Once upon a time, this 14-acre park in Chintadripet was where M/s Burghall & Co., maintained their stables. There are a couple of references about the land being taken over, either by Simpson & Co, for expanding their carriage factory, or by the Corporation of Madras, for creating a park on the land. Of Burghall & Co themselves, little is known. There are a few clues in Robert Baikie's book, The Neilgherries, from which one makes out that Burghall & Co., were in the business of providing transit carriages: horse- or bullock-drawn, as you desire. Burghall's establishment seems to have gone belly-up in the mid-19th century, which was the time this park came into being. 

It is possible that the park's creation was the work of both Simpsons and the Corporation of Madras. Maybe it was one of the first instances of the 'Open Space Reservation' at work. Whatever the genesis, Chintadripet's green lung was opened in 1869 and named after Francis Napier, the 10th Lord Napier, who was then Governor of Madras. Maybe because this park was slightly closer to the Fort than Peoples' Park, which was further northwest, it became a staging ground for meetings that were more political than social. 

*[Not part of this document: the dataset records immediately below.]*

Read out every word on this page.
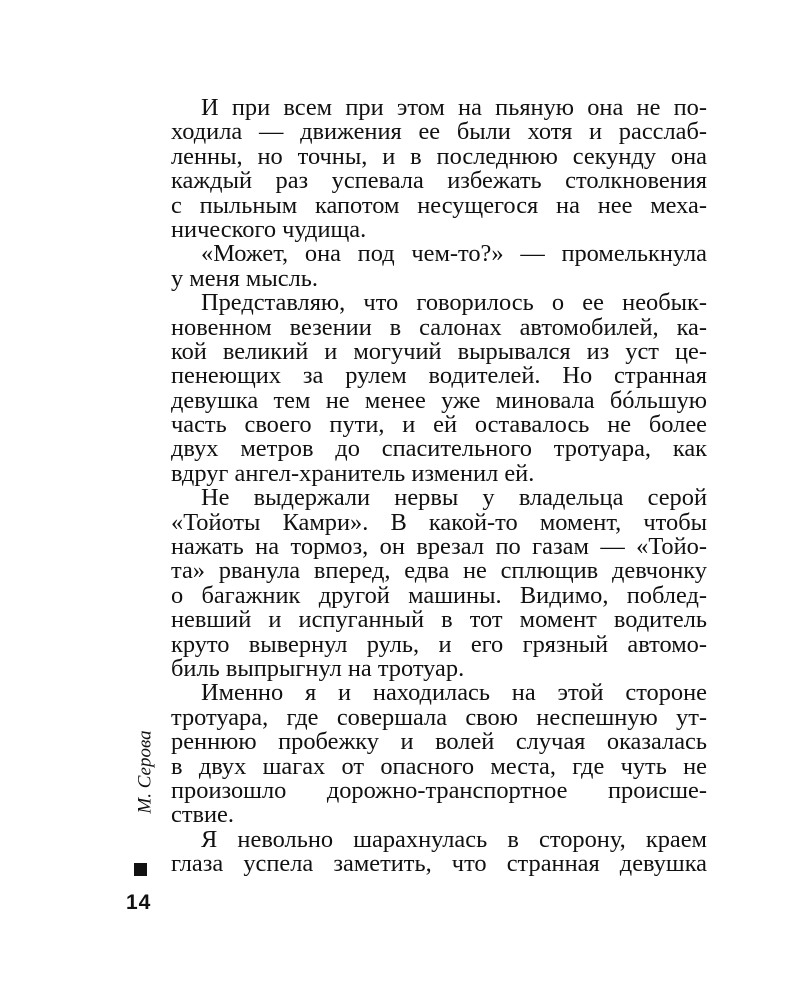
И при всем при этом на пьяную она не по-
ходила — движения ее были хотя и расслаб-
ленны, но точны, и в последнюю секунду она
каждый раз успевала избежать столкновения
с пыльным капотом несущегося на нее меха-
нического чудища.
«Может, она под чем-то?» — промелькнула
у меня мысль.
Представляю, что говорилось о ее необык-
новенном везении в салонах автомобилей, ка-
кой великий и могучий вырывался из уст це-
пенеющих за рулем водителей. Но странная
девушка тем не менее уже миновала бóльшую
часть своего пути, и ей оставалось не более
двух метров до спасительного тротуара, как
вдруг ангел-хранитель изменил ей.
Не выдержали нервы у владельца серой
«Тойоты Камри». В какой-то момент, чтобы
нажать на тормоз, он врезал по газам — «Тойо-
та» рванула вперед, едва не сплющив девчонку
о багажник другой машины. Видимо, поблед-
невший и испуганный в тот момент водитель
круто вывернул руль, и его грязный автомо-
биль выпрыгнул на тротуар.
Именно я и находилась на этой стороне
тротуара, где совершала свою неспешную ут-
реннюю пробежку и волей случая оказалась
в двух шагах от опасного места, где чуть не
произошло дорожно-транспортное происше-
ствие.
Я невольно шарахнулась в сторону, краем
глаза успела заметить, что странная девушка
М. Серова
14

If I am correct, it was in 1990 that Napier's Park was renamed as the May Day Park. It is said that the first ever May Day rally in India, led by Singaravelar in 1923, was held near the Marina. Napier's Park is near enough, but there is nothing I have found to suggest it was the venue of Singaravelar's historic rally. The focal point for May Day rallies in these times is the Triumph of Labour statue on the Marina. The May Day park does see its share of gatherings, but it is certainly not primus. Could it be because this space to remember workers' rights is maintained by Simpson & Company?!



Wednesday, September 19, 2012

Elevated gardens

The usual reference to this abrupt patch of green along Ebrahim Sahib Street in Royapuram is 'Hanging Gardens'. When the Archeological Survey of India declared it a 'protected monument' sometime in the 1990s, it was not the greenery they were concerned about, but the structure on which the Maadi Poonga (Terrace Garden) had been created. The Garden was first created in 1957, but for a long while during the 1980s and 90s, it had been allowed to run to seed, providing a vantage point for all kinds of shady activities. In the early 2000s, the Corporation of Chennai decided to spruce it up and it is now a pleasant alcove that one can run up to from the usual grime of Ebrahim Sahib Street.

In its original plan, there were no steps to run up on. Not here, not anywhere along the roughly 6km stretch that it extended across. Running somewhat perpendicular to the coast, this was the limit of Madraspattnam of 1770s; a thick wall, which, at that time, was 17 feet high. The idea was to create a bulwark against Tipu Sultan's sorties, even though by the time the wall was completed in 1779, Tipu was a spent force. Sentries - and supplies - were taken to the top of this structure was accessed through ramps, which ran parallel to it at several points. Within half-a-century of its being built, the wall was deemed to be a constraint to the city's expansion and, except for this short stretch, was demolished in phases.

References to the wall still survive; the wall had eight gates and the place where some roads lead out towards the north and west of Chennai are still referred to by the gates that stood there - especially Elephant Gate towards the west!